By John L. Horton

“Free at last, free at last! Thank God Almighty, we are free at last!” — Dr. Martin Luther King, Jr.

I shall try to give you some anecdotal background on my experience with “Watch Night – Freedom’s Eve,” and the like:My first experience with and knowledge of “Watch Night – Freedom’s Eve” was in the late 1940s.

I was born September 20, 1940, and raised in the “Colored” communities and churches of Chattanooga, Tennessee and Cedartown, Georgia.

My birth certificate and those of my parents and grandparents still identify us as “Coloreds.” (Those were the laws of the times in Tennessee and Georgia.)

In many of the homes and communities of “Colored” people were the pictures/portraits of Jesus Christ and Abraham Lincoln in places of honor and recognition.

Lincoln was recognized as the “Earthly Father,” who had freed the slaves/Colored people.

On New Year’s Eve, many Colored churches and communities celebrated “Freedom’s Eve,” or the night before Lincoln (supposedly) freed the slaves on January 1, 1863, with the “Emancipation Proclamation.”

Usually, there was praying, shouting, singing, dancing, and feasting. (Believe me, this was a lively celebration and a joyous occasion for everyone in attendance.)
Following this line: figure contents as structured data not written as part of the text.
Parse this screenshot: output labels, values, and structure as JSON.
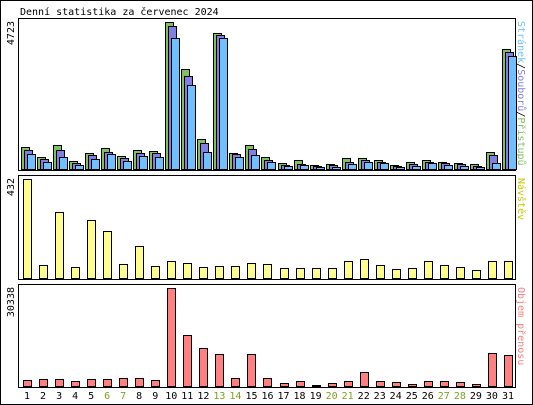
{
  "title": "Denní statistika za červenec 2024",
  "colors": {
    "background": "#ffffff",
    "frame": "#000000",
    "hits": "#80c060",
    "files": "#8080e0",
    "pages": "#70c0ff",
    "visits": "#ffff90",
    "kbytes": "#ff8080",
    "weekend_label": "#80a020"
  },
  "chart_data": [
    {
      "type": "bar",
      "name": "top",
      "ymax_label": "4723",
      "legend_label": "Stránek/Souborů/Přístupů",
      "legend_parts": [
        {
          "text": "Stránek",
          "color": "#70c0ff"
        },
        {
          "text": "/",
          "color": "#000000"
        },
        {
          "text": "Souborů",
          "color": "#8080e0"
        },
        {
          "text": "/",
          "color": "#000000"
        },
        {
          "text": "Přístupů",
          "color": "#80c060"
        }
      ],
      "ylim": [
        0,
        4723
      ],
      "categories": [
        "1",
        "2",
        "3",
        "4",
        "5",
        "6",
        "7",
        "8",
        "9",
        "10",
        "11",
        "12",
        "13",
        "14",
        "15",
        "16",
        "17",
        "18",
        "19",
        "20",
        "21",
        "22",
        "23",
        "24",
        "25",
        "26",
        "27",
        "28",
        "29",
        "30",
        "31"
      ],
      "series": [
        {
          "values": [
            720,
            390,
            760,
            270,
            520,
            680,
            420,
            600,
            570,
            4723,
            3200,
            970,
            4370,
            520,
            760,
            370,
            190,
            280,
            140,
            170,
            340,
            340,
            280,
            140,
            210,
            280,
            230,
            200,
            160,
            540,
            3850
          ]
        },
        {
          "values": [
            620,
            330,
            620,
            200,
            440,
            560,
            340,
            520,
            500,
            4600,
            3000,
            850,
            4300,
            470,
            640,
            280,
            140,
            170,
            100,
            120,
            240,
            280,
            230,
            100,
            150,
            230,
            180,
            150,
            110,
            460,
            3750
          ]
        },
        {
          "values": [
            470,
            240,
            380,
            140,
            330,
            470,
            250,
            420,
            400,
            4200,
            2700,
            560,
            4200,
            390,
            440,
            220,
            100,
            120,
            60,
            80,
            160,
            230,
            180,
            60,
            100,
            180,
            130,
            100,
            80,
            180,
            3620
          ]
        }
      ]
    },
    {
      "type": "bar",
      "name": "middle",
      "ymax_label": "432",
      "legend_label": "Návštěv",
      "ylim": [
        0,
        432
      ],
      "categories": [
        "1",
        "2",
        "3",
        "4",
        "5",
        "6",
        "7",
        "8",
        "9",
        "10",
        "11",
        "12",
        "13",
        "14",
        "15",
        "16",
        "17",
        "18",
        "19",
        "20",
        "21",
        "22",
        "23",
        "24",
        "25",
        "26",
        "27",
        "28",
        "29",
        "30",
        "31"
      ],
      "series": [
        {
          "values": [
            432,
            58,
            286,
            48,
            254,
            207,
            60,
            140,
            52,
            75,
            65,
            50,
            52,
            52,
            65,
            62,
            42,
            42,
            42,
            42,
            72,
            82,
            58,
            40,
            42,
            72,
            55,
            50,
            37,
            75,
            75
          ]
        }
      ]
    },
    {
      "type": "bar",
      "name": "bottom",
      "ymax_label": "30338",
      "legend_label": "Objem přenosu",
      "ylim": [
        0,
        30338
      ],
      "categories": [
        "1",
        "2",
        "3",
        "4",
        "5",
        "6",
        "7",
        "8",
        "9",
        "10",
        "11",
        "12",
        "13",
        "14",
        "15",
        "16",
        "17",
        "18",
        "19",
        "20",
        "21",
        "22",
        "23",
        "24",
        "25",
        "26",
        "27",
        "28",
        "29",
        "30",
        "31"
      ],
      "series": [
        {
          "values": [
            1800,
            2150,
            2100,
            1600,
            2100,
            2050,
            2450,
            2550,
            2000,
            30338,
            15800,
            11900,
            10000,
            2600,
            10000,
            2600,
            900,
            1600,
            400,
            800,
            1400,
            4400,
            1500,
            1100,
            500,
            1500,
            1600,
            1300,
            700,
            10300,
            9700
          ]
        }
      ]
    }
  ],
  "x_labels": [
    "1",
    "2",
    "3",
    "4",
    "5",
    "6",
    "7",
    "8",
    "9",
    "10",
    "11",
    "12",
    "13",
    "14",
    "15",
    "16",
    "17",
    "18",
    "19",
    "20",
    "21",
    "22",
    "23",
    "24",
    "25",
    "26",
    "27",
    "28",
    "29",
    "30",
    "31"
  ],
  "weekend_days": [
    "6",
    "7",
    "13",
    "14",
    "20",
    "21",
    "27",
    "28"
  ]
}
The names of Jesus and Lincoln were always given special significance and adulatory praise.

In essence, Jesus and Lincoln were, at this time, the Heavenly and Earthly Fathers, who had freed the slaves/Colored people.

It was some years later that I more fully understood and comprehended the significance and essence of this annual celebration and observance.

To this day, many Black churches and communities have continued this venerable tradition and historical event.

Also, it is fair to say that many others have no knowledge of and/or interest in “Watch Night – Freedom’s Eve.”

In most cases, this is due to a lack of knowledge and understanding of its history and significance, especially for Black people.

Accordingly, this is “why” I have written about “Watch Night – Freedom’s Eve” to share its significance and essence with Black and other peoples:


Wednesday, December 31, 1862, the first Watch Night Services were celebrated by free and freed Blacks throughout the nation. This celebration took these Black descendants of slaves into the New Year with praise, worship and resolution.


This “Watch Night” tradition in the African-American community grew out of gatherings on December 31, 1862, also called “Freedom’s Eve.”  African Americans gathered all across the nation awaiting the news of the Emancipation Proclamation (January 1, 1863).  I can just imagine the joy and jubilation that our ancestors felt upon hearing that African Americans were “legally free.” (President Lincoln’s Emancipation freed all slaves except those in states and/or parts of states not in rebellion against the Union.)


Watch Night is now celebrated throughout the African-American community.  However, we must never forget the reasons and realities for its existence.  As Dr. Martin Luther King, Jr. would say: “Free at last, free at last!  Thank God Almighty, we are free at last!”  What a night of anticipation December 31, 1862 must have been!  What a day of celebration January 1, 1863 must have been!


By understanding and fulfilling the true essence of Watch Night, African Americans will be able to better resolve the challenges and obstacles that lie before us as a people over 155 years later.  Notwithstanding our special uniqueness in American history, it is now time – in the New Year and New Millennium – to transform ourselves and attain our greatest potential.  It can be done.  All we need to do is work “harder and smarter” at it.


Among other things, we must love and respect ourselves, individually and collectively.  Simply put, we need to be at the forefront of resolving those familial and social ills that afflict our children and communities.  This “empowerment process” recognizes that we are primarily responsible for what happens to us.  And, if things are to drastically change, then it is primarily up to us to make it happen.


For African Americans, these are some of the reasons to celebrate and the lessons to be learned from Watch Night and New Year’s Day observances throughout the nation.  Otherwise, we will be guilty of not remembering our special past and unique history.  To rightly commemorate the significance and jubilation of Watch Night, December 31, 1862, and Emancipation Day, January 1, 1863, we must continue to march forward and at a rapid pace.  We owe this much to our ancestors and to our future.”


All in all, what a grand and glorious way to celebrate Watch Night and New Year’s Day.  This historical night/day of liberation should have everlasting meaning for all of us…as a nation and a people.  And, let us continue to pass on the joy and jubilation of our ancestors on December 31, 1862 and January 1, 1863.  Long live “Watch Night” and all that it stands for!  And, may the New Year and New Millennium bless us all!